IF you are trying to solve for p1,p2,p3,p4,p5, you CANNOT do it with fminbnd. fminbnd ONLY solves problems with aSINGLE unknown.
IF you are trying to solve for a SYMBOLIC minimum as a function of x, where p1,p2,p3,p4,p5 are all left as symbolic (and therefore unknown) then again, you cannot do this, because fminbnd CANNOT solve symbolic problems.
IF those variables (p1,...p5) have values, and you want to solve for x which yields a minimum, then they need to be assigned.
Finally, IF you are seriously trying to solve for a minimum of a 4th degree polynomial, with known coefficients, and you are trying to use fminbnd, WHY IN THE NAME OF GOD AND LITTLE GREEN APPLES WOULD YOU DO IT THAT WAY????????
Calc 101: Differentiate the polynomial. Then use roots to find the zeros of the derivative polynomial. Throw away the roots that were found outside of your region of interest.

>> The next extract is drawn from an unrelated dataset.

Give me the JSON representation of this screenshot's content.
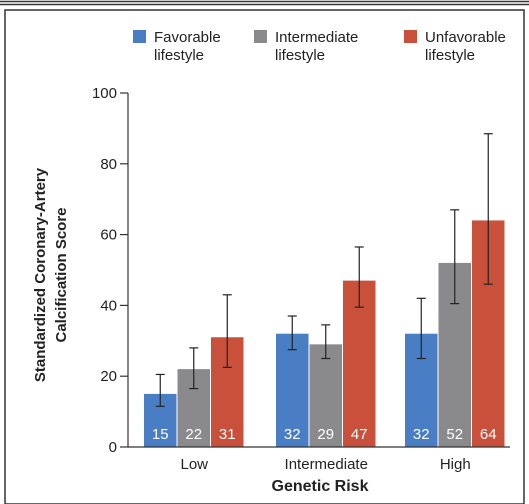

Choose the smallest function value the original polynomial yields at the remaining roots. Compare that to the value of the polynomial at the endpoints of the interval of interest, and take the smaller result.
Note that the above scheme will take about 4 lines of code, and will be quite efficient. This scheme will yield the true minimum of the polynomial over that interval. It will not be subject to starting values, or convergence issues for an iterative scheme like fminbnd.